Dublin home-recording experimenter Ghost Motel released their longest album to date this month – and ‘hopeful’ has a great deal to get entwined by and indeed be hopeful about.
Slow-paced, deliberately immediate in recording and filled with intense and intimate moments – it’s a sonic cousin of very early Devendra Banhart and a less arch-inclined Kimya Dawson- in its first take, naïve creations; the melodic simplicity reminds me also of Vashti Bunyan’s open-hearted expression – and there’s a child-like, lullaby quality to it all that adds to the ‘drifting off to dream land’ textures- but a tone of sadness also hangs like blue smoke over everything. There’s depth here despite the spontaneous sonic capture.
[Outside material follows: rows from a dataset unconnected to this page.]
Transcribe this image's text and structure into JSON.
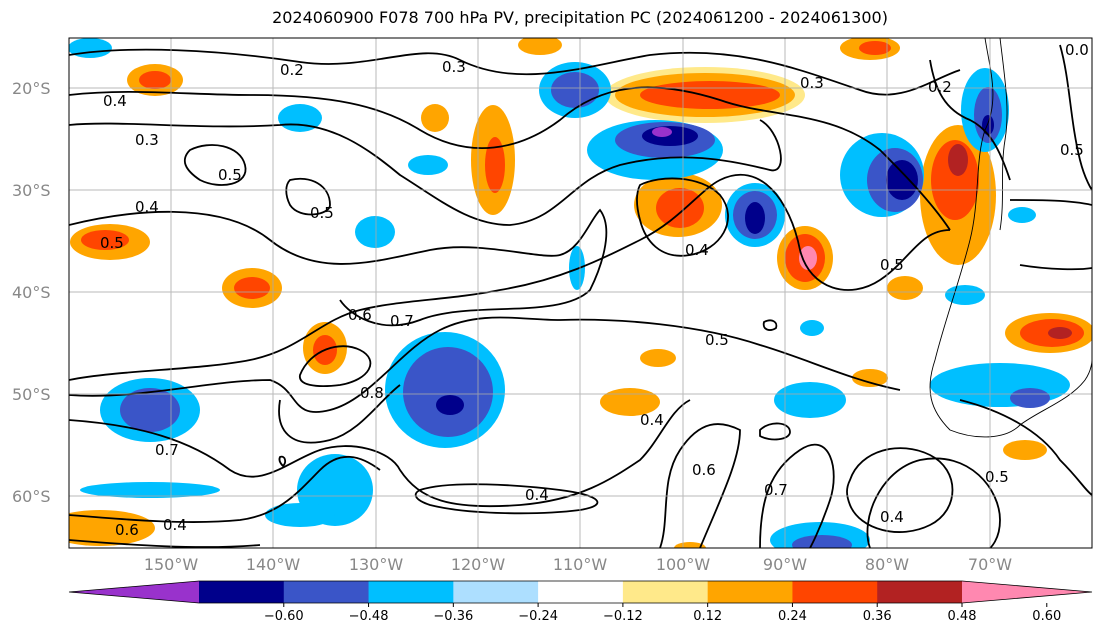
{
  "title": "2024060900 F078 700 hPa PV, precipitation PC (2024061200 - 2024061300)",
  "map": {
    "region": "South-East Pacific and South America",
    "lat_range": [
      -65,
      -15
    ],
    "lon_range": [
      -160,
      -60
    ],
    "lat_labels": [
      "20°S",
      "30°S",
      "40°S",
      "50°S",
      "60°S"
    ],
    "lon_labels": [
      "150°W",
      "140°W",
      "130°W",
      "120°W",
      "110°W",
      "100°W",
      "90°W",
      "80°W",
      "70°W"
    ],
    "contour_labels": [
      "0.2",
      "0.3",
      "0.4",
      "0.3",
      "0.5",
      "0.5",
      "0.4",
      "0.5",
      "0.5",
      "0.6",
      "0.7",
      "0.8",
      "0.5",
      "0.4",
      "0.7",
      "0.6",
      "0.4",
      "0.6",
      "0.7",
      "0.4",
      "0.5",
      "0.3",
      "0.2",
      "0.0",
      "0.4",
      "0.5"
    ]
  },
  "colorbar": {
    "ticks": [
      "−0.60",
      "−0.48",
      "−0.36",
      "−0.24",
      "−0.12",
      "0.12",
      "0.24",
      "0.36",
      "0.48",
      "0.60"
    ],
    "colors": [
      "#9932CC",
      "#00008B",
      "#3A55C8",
      "#00BFFF",
      "#ADDFFF",
      "#FFFFFF",
      "#FFE98A",
      "#FFA500",
      "#FF4500",
      "#B22222",
      "#FF88B0"
    ]
  }
}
Opener ‘fear’ is a slow-burned, melancholic meander that draws you in with surprising lyrical details and subtly beautiful vocal melodies – and when the melodica arrives it provides cathartic counterpoint; it’s a superb example of less is more production -a few chords… a few simple notes…that yearning, near whispered voice: it works beautifully. Like the best home-recorded music, it feels like it wasn’t made necessarily to be overtly publicly pushed – these feel like private intrusions into someone’s inner world- the red record button flashing semaphore into the secrets of the night.
‘time dump’’s brushes of creaking banjo add another subdued element to these songs’ early hours utterances, the importance of capturing a moment outweighing any nod to perfectionism; there are misplaced notes, rhythm shifts and melodic falters but this makes these intimate diary entries all the more precious (to these ears at least) – like a momentary window into an utterly insular world, where to have edited or overdubbed unduly would have resulted in losing that magic of the moment.
‘old world sparrow’ spins its nursery rhyme sense of wonder as the album draws to its conclusions- glockenspiel, melodica and those gently strummed guitars painting more soporific sonic landscapes to fall in love with. It’s a real highlight – and its melody lingers long in the mind after it’s gone- gently digging its claws in and not letting go.
It gives me hope (and I don’t fully know why) that there are folk out there capturing these quiet moments to tape. I doubt many will hear this music but I hope that a good few do – as in its hushed directness it speaks, unencumbered by expectation, straight to the centre of my worn out heart. I am cheered immeasurably by its creation – a friendly ghost haunting my dreams.